« Seule à mon Mariage » c’est le film portrait d’une jeune femme qui s’exile pour tenter de se trouver. Marta Bergman, cinéaste attachée à la cause des Roms, collabore avec Alina Şerban, actrice engagée dans la lutte contre les discriminations, pour signer un film émouvant et plein d’énergie.
Pamela, robe à fleurs jaunes, sac fuchsia au bras et détermination fébrile en bandoulière, décide de quitter la vie rude de son village enneigé de Roumanie. Elle emmène sa fille de 2 ans et laisse derrière elle son jeune soupirant aux yeux de loup. Avec trois objectifs précis : trouver la teinture qui convient à ses cheveux (dans une sorte de métaphore des errements de son existence), la tenue qui lui sied le mieux (là aussi, toute métaphore avec la « vraie » vie n’est pas due au hasard) et l’homme qui lui convient : celui qui habitera, avec elle, dans un pays prospère. Pamela devra donc apprendre, et de préférence à toute allure, les règles du jeu d’un nouveau monde, qui se refuse depuis toujours à elle et aux siens.

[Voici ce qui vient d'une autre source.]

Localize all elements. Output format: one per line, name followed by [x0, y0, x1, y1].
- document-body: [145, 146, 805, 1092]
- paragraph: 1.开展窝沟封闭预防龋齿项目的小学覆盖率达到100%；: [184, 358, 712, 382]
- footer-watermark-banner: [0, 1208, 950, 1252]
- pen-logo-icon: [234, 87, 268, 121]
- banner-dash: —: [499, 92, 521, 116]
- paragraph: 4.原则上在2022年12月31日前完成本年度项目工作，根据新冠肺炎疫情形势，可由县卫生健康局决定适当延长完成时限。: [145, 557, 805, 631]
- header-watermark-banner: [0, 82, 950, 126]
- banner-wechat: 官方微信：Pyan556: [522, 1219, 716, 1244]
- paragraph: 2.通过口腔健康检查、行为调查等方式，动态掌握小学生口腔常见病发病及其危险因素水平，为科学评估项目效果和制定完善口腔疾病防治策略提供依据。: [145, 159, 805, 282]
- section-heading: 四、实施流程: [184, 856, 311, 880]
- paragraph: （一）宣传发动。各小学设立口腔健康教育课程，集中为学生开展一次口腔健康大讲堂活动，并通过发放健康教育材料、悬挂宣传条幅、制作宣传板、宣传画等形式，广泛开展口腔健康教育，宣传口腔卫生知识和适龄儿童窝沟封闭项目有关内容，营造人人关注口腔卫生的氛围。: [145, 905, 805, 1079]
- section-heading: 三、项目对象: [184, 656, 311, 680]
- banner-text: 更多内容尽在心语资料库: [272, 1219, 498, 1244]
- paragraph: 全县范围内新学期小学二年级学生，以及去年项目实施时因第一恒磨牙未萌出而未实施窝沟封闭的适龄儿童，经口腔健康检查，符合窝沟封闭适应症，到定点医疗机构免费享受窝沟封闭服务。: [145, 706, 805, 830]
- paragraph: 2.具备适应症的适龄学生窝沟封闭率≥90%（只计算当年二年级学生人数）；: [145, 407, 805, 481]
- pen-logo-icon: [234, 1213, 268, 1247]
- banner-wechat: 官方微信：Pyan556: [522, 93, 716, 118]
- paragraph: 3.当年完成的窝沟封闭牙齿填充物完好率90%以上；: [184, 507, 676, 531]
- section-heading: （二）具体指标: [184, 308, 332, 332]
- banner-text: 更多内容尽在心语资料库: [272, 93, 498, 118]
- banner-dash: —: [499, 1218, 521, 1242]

L’Occident, Eldorado à tout prix !
« L’histoire du film s’inscrit dans un contexte contemporain pour les communautés roms : l’Occident et ses mirages continuent de les faire rêver. Dans le village de Pamela, chaque maisonnette possède pourtant une télévision et une antenne parabolique ouverte sur le monde. Mais même les informations télévisées objectives témoignant de la crise économique et des expulsions, n’y font rien. Les gens sont prêts à tout pour forcer les portes de l’Union européenne. Je ne voulais pas d’un film misérabiliste pour autant, ni d’un récit qui enferme ses personnages dans des clichés », explique Marta Bergman.
Une fiction née du réel
« Pamela est née des films documentaires que j’ai tournés précédemment, notamment en Roumanie. Et de certaines situations que j’ai pu rencontrer. J’ai repensé à ces filles que j’avais filmées, sans doute parties se prostituer, et je me suis demandé ce qu’elles étaient devenues. Le personnage de Pamela est né de ce magma, de ces images, ces rencontres, ces émotions », poursuit la réalisatrice. « Ce n’est pas un premier long-métrage pour moi, mais c’est par contre ma première fiction. Je ne trace pas de frontière franche entre documentaire et fiction, l’un se nourrit de l’autre. Dans mes documentaires, je regarde les gens comme des personnages, et j’entends que mes fictions s’inscrivent dans une certaine vérité. » Bilan : le cinéma de Marta Bergman ne cède pas d’un pouce à la tentation de l’exotisme ou à la tension attendue des rapports de classe. Le film prend corps, comme par effraction discrète, dans l’inattendu et dans l’observation fine de ses personnages.
Dans le rôle principal, une pépite
De plus, si Seule à mon mariage est une réussite, il le doit autant à sa réalisation qu’à ses comédiens. À l’instar de son héroïne, l’incandescente actrice Alina Şerban ici révélée, le film ne se laisse pas facilement ranger dans une case, bousculant sur son passage les codes de son récit d’apparence classique. Les cadres, d’une rigueur radicale, accompagnent le fol élan de Pamela dans sa tentative d’entrer, justement, dans un nouveau, cadre de vie. Mais la jeune femme en déborde…
« Dès qu’Alina Şerban est entrée dans la salle de casting, j’ai su qu’elle serait Pamela. Indépendante, instinctive, débordante d’énergie et généreuse, elle a apporté toutes les nuances et la complexité qu’il fallait au personnage », appuie Bergman. « Et c’est le même sentiment qui, d’ailleurs, m’a poussée à vouloir travailler avec Tom Vermeir pour interpréter Bruno, partenaire masculin d’Alina. Tom est un comédien puissant, qui nourrit énormément ses personnages. La thématique principale de mon film, c’est celle d’une femme qui s’émancipe, qui pense qu’elle doit le faire à travers un homme, et qui découvre qu’elle peut le faire par elle-même. »
Marta Bergman met donc surtout en avant un personnage déchiré entre sa féminité et sa maternité. Elle confirme : « Ce déchirement infuse toutes les séquences. Dans son village déjà, Pamela était isolée, n’obéissait pas aux règles, n’endossait pas le rôle que l’on attendait d’elle. Ici, elle voudrait être libre, comme elle imagine que les femmes le sont en Belgique. Ce qui n’est pas du tout gagné d’avance ! » Preuves par l’image.